The expansion also aimed to construct a building with a distinctive architectural character that complements the existing facilities, takes advantage of the museum's spectacular site in Forest Park and ensures environmental sustainability. The new East Building features a dark, polished concrete façade as well as new galleries and public spaces with skylights, and a number of floor-to-ceiling windows to provide views from both inside and outside. Upon completion, the museum received LEED Gold certification for the project, which helps support sustainability of the Forest Park area--all supported by a Siemon ConvergeIT cabling system using a single, simplified structured cabling infrastructure for a smarter, greener building.

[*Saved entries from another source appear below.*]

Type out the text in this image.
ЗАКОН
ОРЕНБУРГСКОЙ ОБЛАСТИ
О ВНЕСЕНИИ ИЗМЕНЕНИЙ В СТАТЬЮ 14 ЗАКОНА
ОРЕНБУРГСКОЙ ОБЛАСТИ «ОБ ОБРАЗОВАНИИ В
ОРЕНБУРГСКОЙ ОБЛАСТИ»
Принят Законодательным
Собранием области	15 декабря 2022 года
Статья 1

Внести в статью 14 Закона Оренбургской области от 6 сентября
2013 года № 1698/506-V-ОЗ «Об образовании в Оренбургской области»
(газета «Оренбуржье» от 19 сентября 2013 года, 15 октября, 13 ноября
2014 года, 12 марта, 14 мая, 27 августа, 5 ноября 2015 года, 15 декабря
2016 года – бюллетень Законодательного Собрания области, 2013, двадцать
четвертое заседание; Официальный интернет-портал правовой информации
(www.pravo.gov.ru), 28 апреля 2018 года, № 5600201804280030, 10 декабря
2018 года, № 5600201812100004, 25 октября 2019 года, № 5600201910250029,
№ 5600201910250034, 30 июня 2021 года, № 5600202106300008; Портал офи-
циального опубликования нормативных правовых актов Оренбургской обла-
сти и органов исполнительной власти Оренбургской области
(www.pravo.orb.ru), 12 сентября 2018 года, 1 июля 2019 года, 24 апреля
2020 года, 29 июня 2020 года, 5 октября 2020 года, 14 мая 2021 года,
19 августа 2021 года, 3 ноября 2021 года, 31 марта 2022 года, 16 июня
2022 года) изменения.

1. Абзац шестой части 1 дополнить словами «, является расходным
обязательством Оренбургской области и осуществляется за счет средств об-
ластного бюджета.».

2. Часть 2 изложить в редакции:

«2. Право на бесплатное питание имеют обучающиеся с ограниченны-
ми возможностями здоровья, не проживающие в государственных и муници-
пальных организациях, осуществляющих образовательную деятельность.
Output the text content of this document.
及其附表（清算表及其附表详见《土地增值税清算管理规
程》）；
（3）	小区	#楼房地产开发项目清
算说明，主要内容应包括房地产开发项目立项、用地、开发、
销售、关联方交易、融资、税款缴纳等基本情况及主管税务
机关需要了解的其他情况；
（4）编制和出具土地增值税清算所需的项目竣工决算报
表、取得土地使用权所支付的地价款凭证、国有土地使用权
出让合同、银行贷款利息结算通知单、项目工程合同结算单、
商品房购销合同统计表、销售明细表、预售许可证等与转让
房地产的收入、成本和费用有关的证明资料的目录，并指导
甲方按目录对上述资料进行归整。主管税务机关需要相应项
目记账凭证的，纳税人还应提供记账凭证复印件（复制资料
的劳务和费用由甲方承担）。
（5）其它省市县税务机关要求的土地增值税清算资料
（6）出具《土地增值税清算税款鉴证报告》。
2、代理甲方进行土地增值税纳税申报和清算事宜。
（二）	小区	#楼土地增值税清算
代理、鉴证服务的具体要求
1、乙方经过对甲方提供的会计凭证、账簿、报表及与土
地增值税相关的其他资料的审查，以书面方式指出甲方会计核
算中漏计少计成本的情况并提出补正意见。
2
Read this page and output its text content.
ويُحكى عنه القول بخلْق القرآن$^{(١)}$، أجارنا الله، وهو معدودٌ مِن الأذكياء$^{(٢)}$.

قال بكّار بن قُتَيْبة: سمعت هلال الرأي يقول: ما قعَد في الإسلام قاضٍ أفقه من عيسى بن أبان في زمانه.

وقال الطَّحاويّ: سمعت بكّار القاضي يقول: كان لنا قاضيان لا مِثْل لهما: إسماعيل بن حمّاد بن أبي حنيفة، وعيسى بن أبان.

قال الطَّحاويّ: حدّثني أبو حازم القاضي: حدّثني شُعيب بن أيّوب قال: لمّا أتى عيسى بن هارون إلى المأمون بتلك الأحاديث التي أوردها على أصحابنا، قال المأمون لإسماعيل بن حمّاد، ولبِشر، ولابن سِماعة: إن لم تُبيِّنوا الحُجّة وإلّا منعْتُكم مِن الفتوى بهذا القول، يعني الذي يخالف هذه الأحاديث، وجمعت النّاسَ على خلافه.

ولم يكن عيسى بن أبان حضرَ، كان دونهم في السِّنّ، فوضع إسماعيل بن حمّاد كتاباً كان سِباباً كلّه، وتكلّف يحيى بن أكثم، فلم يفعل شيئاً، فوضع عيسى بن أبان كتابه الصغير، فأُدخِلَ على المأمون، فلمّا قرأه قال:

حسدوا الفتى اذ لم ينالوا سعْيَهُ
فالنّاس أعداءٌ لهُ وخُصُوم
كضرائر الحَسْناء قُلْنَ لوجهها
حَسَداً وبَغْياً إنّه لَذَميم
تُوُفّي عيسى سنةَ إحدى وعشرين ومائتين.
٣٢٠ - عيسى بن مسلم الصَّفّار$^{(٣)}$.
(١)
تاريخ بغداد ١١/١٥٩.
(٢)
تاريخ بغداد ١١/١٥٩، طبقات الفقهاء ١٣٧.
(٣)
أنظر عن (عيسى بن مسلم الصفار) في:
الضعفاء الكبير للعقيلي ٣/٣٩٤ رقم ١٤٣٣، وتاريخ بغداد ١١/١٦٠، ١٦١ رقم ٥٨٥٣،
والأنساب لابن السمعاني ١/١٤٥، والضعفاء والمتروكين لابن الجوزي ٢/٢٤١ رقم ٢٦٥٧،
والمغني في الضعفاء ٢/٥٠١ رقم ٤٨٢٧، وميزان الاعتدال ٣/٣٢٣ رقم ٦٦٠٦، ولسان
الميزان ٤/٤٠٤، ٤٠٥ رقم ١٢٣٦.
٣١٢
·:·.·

"Being based here in St. Louis and having a lot of pride in the Forest Park area and its history, we were honored to be a part of the SLAM expansion project," said Christopher. "Having always been an icon on the hill, the museum is more spectacular than ever before."
The museum scheduled a June 29th opening with a grand celebration including a gala and ribbon-cutting ceremony, and Stockmann is confident the Siemon cabling infrastructure William Tao designed will support the museum's technology needs for many years to come. "This infrastructure gives us the capability to handle anything that comes our way for probably more than 25 years," he said. "Any limitations in bandwidth will be with the outside services coming to the building, not with the structured cabling inside."
|The museum established a high-availability location, shown here, in the new East Building. The location is tied to a separate backup generator and replicates the entire hosted environment via 10-Gbit/sec fiber connections. If the primary data center and generator are lost, the high-availability location can keep the museum 100-percent online.|
Stockmann enjoyed working with Siemon, and ultimately had his IT team become Siemon Certified Installers to be able to install additional network locations and better maintain and manage the infrastructure, while maintaining the warranty. "From our very first conversation through today, the pride and enthusiasm that Siemon has had for this project is evident in every aspect," he said. "From identifying the appropriate solutions right down to the face plates and the training, working with Siemon was seamless. But cabling isn't just cabling--the people behind it make the difference, and Siemon definitely made a difference." ::
Robert Carlson is vice president of global marketing for The Siemon Company (www.siemon.com).